Final aPKC KO in b1/b3 motor neurons results – for now!
As it seems the flies without aPKC in b1 or in b3 steering motor neurons seem to learn fine, I’ve decided to leave this dataset where it is:
But I will try and analyze their optomotor response in more detail, maybe these flies can dissociate between the spontaneous preference and the OMR plasticity?
b1/b3 aPKC KO flies still learning, OMR unaffected
Now with over 20 flies in each group, it becomes more and more apparent that both the flies without aPKC in either b1 or b3 steering motor neurons still learn just fine:
As with the aPKC knock-out in FoxP neurons, also here, the optomotor response seems normal as well:
Interesting is the scatter in the slope parameter for the control flies:
Getting there: knocking out aPKC in b1 or b3
Slowly getting the sample size going. As of now, it seems aPKC is either not needed in steering motor neurons b1 and b3, or that knocking aPKC out in only one of them is not sufficient to have an effect on operant self-learning. Shown is the first 2min test period after 8min of training, all three groups seem to show learning, at least at this stage:
Early days: testing individual steering motor neurons in self-learning
Now that we have established that the plasticity underlying self-learning is located somewhere in the steering motor neurons of the ventral nerve cord, the next question is: which of the neurons are involved. To this end I have now started to knock-out aPKC in either B1 neurons or in B3 neurons. The muscles innervated by these motor neurons are an agonist/antagonist pair and serve to advance/delay the turning point of the wing, leading to a larger or smaller, respectively, wing stroke amplitude.
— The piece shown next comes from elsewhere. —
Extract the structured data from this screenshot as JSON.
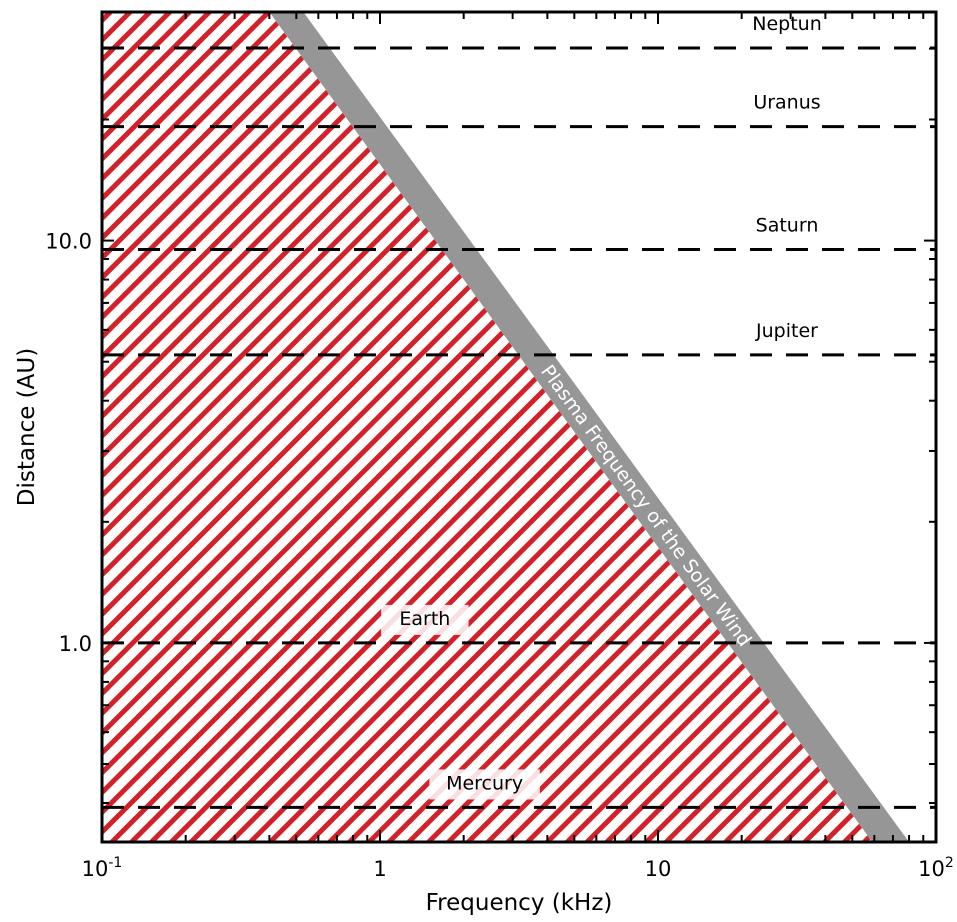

Asymmetry in the activity of these neurons leads to yaw torque – which is the behavior we condition. In the first two weeks, I noticed that all three groups (B1- knock-out, B3 knock-out and genetic controls) seem to fly reasonably well. So far, it doesn’t seem like there are any striking differences between the lines, but it is still early days and about three times more animals are needed before one can draw any firm conclusions:
Small but important differences
Slowly the data are filling up and we start to see some differences emerge between the controls and the aPKC knock-outs:
We still need to get to about N=40, so there is still some way to go.
Quality control reduced number of animals
Going over the optomotor responses with a fine comb revealed a bunch of flies where the algorithm wasn’t able to provide a proper fit for the OMR asymptote. Therefore, I will need more time to finish the data set. Here the current torque-learning PIs:
Clearly, the genetic controls learn while the flies with knocked-out aPKC in FoxP neurons fail to show a significant learning score. However, the OMR asymmetry effect in the genetic controls appears weaker than the one we discovered in WTB flies, as can be seen in the OMR traces after the self-learning:
Then again, at the .05 level, the asymmetry index is significant. Not the alpha level we commonly use, but also a lower N than we strive for (above is before training, below is after):
The transgenic experimental flies, in contrast, don’t seem to show much of an effect at all:
Yaw torque avoidance reference
Just to have an example of yaw torque datasets and how they should avoid:
Passing the halfway mark
Finally have about half the number of flies needed. It looked like the flies that used the FoxP virgins didn’t fly as well as the other flies, so we dropped that branch and have stopped using them for the crosses. Pooling the FoxP>aPKC/CRISPR flies no increases the N in this group:
Adding flies and fixing figures
Added more flies to the aPKC knock-out in FoxP neurons. Now the knock-outs are close to zero, but one of the controls, too. Still too early to say much. The figure looks ok now, but the Bayes Factors get chopped off. need to fix this. As I’m, already working on some figures (histograms) in the code, I can fix this as well.